Germany has known its ups and downs. The recession that struck in 2009, along with the global financial crisis, was the country's worst since World War Two.

It dwarfed even the dire post-reunification problems that led many to consider this country an economic write-off.

But it's bounced back in the past and it's done so again, putting an impressive stable of highly-specialised, niche market exports back into play as the Asian giants reawoke with a fearsome appetite.

In 2009, as the cash-strapped global economy shunned German exports, the economy contracted by 4.7 per cent.

This year, by contrast, the government expects full-year growth of 3.4 per cent, cooling to 1.8 per cent in 2011.

Independent experts are even more optimistic. 2010 should be the best single year of growth since reunification in 1990.

Angela Merkel, the German chancellor, is determined to stick to a programme of cuts that has sparked some protests but nothing like on the scale seen elsewhere.

The budget deficit is forecast to be 3.7 per cent of GDP in 2010, dropping to 2.4 per cent next year, well below the European Union ceiling of three per cent.

And there's even more good news: Germany's labour market appears in astonishingly good shape.

While unemployment elsewhere in the eurozone has risen above 10 per cent for the first time ever, it's 6.7 per cent in Germany, and rapidly heading below the psychological three million mark.

So what's the secret? Below is my report for Al Jazeera that takes a look at the spirit of German industry and exports, in particular the small- to medium-sized enterprises that form the backbone of the economy – the so-called Mittelstand.

A lot of work went into saving them from collapse in 2009, not least because they account for 70 per cent of all employment.

They're the engine of the export-driven economy. So government stepped in to provide loan guarantees and subsidies to allow employees to endure short hours and frozen pay.

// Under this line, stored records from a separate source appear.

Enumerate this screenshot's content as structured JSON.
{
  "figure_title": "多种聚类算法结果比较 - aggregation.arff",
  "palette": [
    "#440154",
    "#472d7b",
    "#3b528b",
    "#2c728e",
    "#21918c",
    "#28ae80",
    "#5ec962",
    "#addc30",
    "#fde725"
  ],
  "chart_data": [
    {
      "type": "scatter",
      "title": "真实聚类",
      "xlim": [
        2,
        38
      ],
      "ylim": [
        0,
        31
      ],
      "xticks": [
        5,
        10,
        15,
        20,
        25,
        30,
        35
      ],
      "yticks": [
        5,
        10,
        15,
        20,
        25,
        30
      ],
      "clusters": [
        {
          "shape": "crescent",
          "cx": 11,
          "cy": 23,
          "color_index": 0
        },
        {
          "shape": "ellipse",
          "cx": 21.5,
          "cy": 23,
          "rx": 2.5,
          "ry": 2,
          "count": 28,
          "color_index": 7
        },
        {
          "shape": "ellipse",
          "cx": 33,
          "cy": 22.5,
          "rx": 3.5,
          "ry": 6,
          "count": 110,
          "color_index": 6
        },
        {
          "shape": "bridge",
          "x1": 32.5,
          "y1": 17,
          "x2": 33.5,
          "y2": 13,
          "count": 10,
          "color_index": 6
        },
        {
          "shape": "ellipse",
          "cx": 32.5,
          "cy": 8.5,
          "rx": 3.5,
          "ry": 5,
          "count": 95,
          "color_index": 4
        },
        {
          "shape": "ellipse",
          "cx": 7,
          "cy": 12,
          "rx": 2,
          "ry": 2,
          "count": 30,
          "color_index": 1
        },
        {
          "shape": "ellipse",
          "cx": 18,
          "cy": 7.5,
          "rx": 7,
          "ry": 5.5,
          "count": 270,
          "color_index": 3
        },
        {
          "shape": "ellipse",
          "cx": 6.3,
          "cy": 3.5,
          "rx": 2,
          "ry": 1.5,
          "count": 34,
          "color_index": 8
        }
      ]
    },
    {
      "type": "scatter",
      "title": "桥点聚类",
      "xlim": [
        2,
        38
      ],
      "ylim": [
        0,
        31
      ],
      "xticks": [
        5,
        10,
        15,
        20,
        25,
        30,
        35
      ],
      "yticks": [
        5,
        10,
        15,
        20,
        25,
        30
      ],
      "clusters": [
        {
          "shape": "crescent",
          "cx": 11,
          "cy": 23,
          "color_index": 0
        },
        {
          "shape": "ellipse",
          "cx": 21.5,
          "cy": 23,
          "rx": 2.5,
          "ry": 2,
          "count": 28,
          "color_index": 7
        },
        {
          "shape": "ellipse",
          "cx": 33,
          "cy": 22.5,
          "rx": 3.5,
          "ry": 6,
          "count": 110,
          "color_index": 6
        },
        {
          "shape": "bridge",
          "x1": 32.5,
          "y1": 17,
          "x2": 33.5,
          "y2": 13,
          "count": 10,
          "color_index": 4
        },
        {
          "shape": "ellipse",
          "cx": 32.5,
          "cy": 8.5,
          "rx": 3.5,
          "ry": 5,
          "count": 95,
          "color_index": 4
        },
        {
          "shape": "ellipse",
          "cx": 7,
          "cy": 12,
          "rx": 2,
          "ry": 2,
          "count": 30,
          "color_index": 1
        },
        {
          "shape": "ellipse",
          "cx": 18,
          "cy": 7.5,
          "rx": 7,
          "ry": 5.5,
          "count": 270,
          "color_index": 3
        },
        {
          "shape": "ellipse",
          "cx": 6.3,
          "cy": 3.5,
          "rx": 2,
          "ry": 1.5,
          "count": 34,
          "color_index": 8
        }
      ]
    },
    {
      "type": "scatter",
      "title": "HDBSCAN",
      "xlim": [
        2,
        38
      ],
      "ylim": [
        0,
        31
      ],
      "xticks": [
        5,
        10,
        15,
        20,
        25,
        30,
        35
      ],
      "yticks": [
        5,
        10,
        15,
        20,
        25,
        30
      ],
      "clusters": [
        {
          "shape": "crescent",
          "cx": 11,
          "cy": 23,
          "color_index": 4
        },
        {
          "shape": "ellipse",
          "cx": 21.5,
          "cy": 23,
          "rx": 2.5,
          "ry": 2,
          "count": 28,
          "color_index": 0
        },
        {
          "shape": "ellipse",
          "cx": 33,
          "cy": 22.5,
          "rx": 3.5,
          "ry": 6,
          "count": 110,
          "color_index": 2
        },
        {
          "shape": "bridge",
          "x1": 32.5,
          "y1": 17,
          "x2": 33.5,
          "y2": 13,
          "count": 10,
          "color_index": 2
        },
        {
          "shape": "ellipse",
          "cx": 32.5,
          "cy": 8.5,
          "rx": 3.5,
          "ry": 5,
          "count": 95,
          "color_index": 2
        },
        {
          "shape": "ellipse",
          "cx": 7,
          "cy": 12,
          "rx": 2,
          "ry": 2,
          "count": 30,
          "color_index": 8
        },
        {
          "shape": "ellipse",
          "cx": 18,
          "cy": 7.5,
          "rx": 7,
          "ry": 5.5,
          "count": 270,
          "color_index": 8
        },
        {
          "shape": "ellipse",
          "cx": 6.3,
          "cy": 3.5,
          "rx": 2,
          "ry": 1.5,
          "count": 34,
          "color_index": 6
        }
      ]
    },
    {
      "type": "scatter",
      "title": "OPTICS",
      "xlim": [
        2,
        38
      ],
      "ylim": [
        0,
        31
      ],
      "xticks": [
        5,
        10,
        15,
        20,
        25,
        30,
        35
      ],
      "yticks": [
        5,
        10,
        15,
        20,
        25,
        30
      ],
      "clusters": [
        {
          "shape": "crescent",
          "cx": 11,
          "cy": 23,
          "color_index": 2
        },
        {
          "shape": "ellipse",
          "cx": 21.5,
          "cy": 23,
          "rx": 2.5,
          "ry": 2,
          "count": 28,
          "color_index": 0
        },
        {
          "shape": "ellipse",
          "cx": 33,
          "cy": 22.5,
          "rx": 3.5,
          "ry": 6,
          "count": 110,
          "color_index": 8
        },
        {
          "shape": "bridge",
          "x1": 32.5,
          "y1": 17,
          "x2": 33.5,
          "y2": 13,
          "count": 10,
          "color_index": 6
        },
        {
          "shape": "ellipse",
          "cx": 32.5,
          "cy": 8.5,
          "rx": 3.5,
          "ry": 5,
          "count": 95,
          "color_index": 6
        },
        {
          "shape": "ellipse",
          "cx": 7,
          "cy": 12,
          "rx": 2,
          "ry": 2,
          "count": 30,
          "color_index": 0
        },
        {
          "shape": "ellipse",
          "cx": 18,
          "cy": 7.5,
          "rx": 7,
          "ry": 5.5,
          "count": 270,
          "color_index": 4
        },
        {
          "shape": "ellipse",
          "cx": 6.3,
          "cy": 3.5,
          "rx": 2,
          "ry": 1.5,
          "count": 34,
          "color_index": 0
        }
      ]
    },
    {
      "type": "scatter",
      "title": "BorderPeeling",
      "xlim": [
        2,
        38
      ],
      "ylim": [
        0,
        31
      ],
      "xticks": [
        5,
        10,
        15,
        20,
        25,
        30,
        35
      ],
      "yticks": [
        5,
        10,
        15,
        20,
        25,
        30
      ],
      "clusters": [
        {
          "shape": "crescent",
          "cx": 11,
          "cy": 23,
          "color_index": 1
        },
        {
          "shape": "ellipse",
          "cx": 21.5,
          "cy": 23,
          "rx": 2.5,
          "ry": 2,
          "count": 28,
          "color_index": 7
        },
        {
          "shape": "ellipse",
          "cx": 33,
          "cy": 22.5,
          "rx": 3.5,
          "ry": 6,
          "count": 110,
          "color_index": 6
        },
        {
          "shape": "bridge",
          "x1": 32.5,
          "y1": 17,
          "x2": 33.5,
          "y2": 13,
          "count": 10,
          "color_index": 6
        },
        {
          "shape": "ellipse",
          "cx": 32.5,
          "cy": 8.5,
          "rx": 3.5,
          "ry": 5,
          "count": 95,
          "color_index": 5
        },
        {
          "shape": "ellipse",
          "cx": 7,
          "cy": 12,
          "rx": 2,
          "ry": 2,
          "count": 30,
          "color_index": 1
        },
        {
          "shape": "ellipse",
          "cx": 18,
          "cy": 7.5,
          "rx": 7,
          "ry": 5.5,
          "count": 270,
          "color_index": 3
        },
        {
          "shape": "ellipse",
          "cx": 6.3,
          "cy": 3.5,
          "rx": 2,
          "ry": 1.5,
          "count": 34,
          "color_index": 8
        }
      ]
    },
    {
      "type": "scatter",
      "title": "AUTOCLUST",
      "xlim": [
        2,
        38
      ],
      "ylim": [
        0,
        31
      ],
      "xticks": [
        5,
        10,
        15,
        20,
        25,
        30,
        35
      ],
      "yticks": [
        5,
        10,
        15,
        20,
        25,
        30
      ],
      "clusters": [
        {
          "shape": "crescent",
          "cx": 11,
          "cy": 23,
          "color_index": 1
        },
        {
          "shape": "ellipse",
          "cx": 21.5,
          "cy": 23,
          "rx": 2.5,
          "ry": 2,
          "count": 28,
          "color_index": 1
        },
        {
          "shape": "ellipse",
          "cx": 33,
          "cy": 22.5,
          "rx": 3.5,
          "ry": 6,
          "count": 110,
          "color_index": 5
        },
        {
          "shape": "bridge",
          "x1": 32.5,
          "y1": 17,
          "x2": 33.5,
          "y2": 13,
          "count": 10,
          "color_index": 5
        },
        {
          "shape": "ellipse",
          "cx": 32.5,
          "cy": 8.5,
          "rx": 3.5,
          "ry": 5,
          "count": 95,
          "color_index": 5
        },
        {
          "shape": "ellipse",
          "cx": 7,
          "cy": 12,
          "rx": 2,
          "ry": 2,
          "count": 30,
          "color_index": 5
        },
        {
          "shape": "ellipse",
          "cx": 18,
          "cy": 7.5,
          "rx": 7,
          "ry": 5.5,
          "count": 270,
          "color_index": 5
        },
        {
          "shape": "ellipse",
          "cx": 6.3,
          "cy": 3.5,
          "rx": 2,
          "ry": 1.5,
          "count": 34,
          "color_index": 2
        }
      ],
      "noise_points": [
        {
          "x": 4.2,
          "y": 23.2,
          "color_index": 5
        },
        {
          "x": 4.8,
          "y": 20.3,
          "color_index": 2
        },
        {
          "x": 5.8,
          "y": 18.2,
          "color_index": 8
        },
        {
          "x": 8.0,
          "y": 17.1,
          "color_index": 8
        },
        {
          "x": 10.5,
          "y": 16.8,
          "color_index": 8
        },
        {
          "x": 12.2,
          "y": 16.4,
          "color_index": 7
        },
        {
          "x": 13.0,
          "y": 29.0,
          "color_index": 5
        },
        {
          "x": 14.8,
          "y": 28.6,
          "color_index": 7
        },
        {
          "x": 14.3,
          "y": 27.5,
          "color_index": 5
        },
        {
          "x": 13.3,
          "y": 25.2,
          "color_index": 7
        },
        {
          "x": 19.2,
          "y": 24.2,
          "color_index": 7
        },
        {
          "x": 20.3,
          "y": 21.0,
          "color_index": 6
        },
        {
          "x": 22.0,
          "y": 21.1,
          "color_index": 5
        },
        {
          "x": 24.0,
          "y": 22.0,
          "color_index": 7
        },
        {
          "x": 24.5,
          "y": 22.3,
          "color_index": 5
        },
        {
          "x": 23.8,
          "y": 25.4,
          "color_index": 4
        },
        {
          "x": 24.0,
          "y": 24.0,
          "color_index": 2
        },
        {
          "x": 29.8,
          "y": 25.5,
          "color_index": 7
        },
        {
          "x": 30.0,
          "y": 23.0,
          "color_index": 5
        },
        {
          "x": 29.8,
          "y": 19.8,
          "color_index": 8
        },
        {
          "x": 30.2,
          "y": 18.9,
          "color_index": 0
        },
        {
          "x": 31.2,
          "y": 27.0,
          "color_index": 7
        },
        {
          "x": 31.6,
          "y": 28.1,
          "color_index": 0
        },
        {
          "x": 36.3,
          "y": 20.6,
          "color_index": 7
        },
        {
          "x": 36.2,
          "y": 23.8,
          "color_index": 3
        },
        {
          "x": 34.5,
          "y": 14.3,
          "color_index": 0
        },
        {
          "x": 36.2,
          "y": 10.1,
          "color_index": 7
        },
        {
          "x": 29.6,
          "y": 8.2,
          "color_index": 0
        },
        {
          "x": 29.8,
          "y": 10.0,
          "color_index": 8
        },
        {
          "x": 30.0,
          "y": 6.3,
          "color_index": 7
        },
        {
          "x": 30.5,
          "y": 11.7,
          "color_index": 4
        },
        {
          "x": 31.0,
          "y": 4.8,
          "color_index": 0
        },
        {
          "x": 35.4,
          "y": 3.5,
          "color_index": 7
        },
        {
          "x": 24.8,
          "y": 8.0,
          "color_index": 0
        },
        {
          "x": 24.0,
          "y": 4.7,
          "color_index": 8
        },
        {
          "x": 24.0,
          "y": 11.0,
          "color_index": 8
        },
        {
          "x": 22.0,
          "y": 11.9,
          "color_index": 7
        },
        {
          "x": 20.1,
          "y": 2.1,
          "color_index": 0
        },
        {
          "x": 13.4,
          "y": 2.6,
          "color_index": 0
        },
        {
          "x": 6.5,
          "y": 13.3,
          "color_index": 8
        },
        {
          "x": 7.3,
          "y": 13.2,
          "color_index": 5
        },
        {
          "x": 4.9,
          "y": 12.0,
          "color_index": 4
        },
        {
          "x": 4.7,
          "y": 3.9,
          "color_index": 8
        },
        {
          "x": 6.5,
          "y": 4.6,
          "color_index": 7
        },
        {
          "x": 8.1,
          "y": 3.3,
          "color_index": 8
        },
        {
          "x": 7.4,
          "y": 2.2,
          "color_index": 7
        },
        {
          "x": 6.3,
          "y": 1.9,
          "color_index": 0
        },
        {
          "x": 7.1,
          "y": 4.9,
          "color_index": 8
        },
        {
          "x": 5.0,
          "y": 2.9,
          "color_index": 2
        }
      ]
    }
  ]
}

The unions largely kept their demands at bay. Banks were lenient where they could be, not as hell-bent on short-term profits as their Anglo-Saxon cousins.

Owners stood ready to pour personal savings (Germans are big on savings) into their businesses.

So there was this agreeable network of forces that traditionally go hammer-and-tong at each other elsewhere, but in Germany instead seemed to operate according to shared beliefs and responsibilities.

German business was saved. As soon as the appetite returned for their products abroad, companies were ready to provide

Now it's all very well catching a glimpse of what makes the German economy a tremendous survivor. Quite another matter to emulate it.

This system didn't come into being overnight, nor was it drafted up by policymakers.

It's about economic ideology and generations of dedication to craft, quality and innovation.

It's about no boom-and-bust, and personal savings that provided a soft cushion for the fall.

As economist Professor Alfons Weichenrieder told me, "It's very hard to copy the German export orientation.

"It comes from a stock of human capital that is very strong in applied sciences and engineering, that combines engineering with looking for market niches, and the dedication of families to their firms.

"That's a culture that happens now to be an advantage."

And here's another thing that's tough to emulate. Sitting in her office in Frankfurt, Isabel Hahn, fifth generation head of the Glasbau Hahn family business, showed me a painting of a bombed-out factory.

"It's actually our company when it was bombed during the war," she told me.

"It shows me that at some point there was no company, there was nothing, it was bombed. Nevertheless the company was built again and there was a new company and it was better than before. And that's what I have in the back of my mind.

"Maybe because everything was destroyed in the war and the people knew they were able to build everything up again, they had the same confidence this time."

Sure, there are underlying difficulties in Germany: relying too heavily on exports, not enough on domestic consumerism.

But there are signs that too may be changing.

Ultimately though, as Mrs Hahn suggested, there does seem to be a communal, familial fighting spirit here that comes from knowing and surviving the worst of things, and working together to put them right.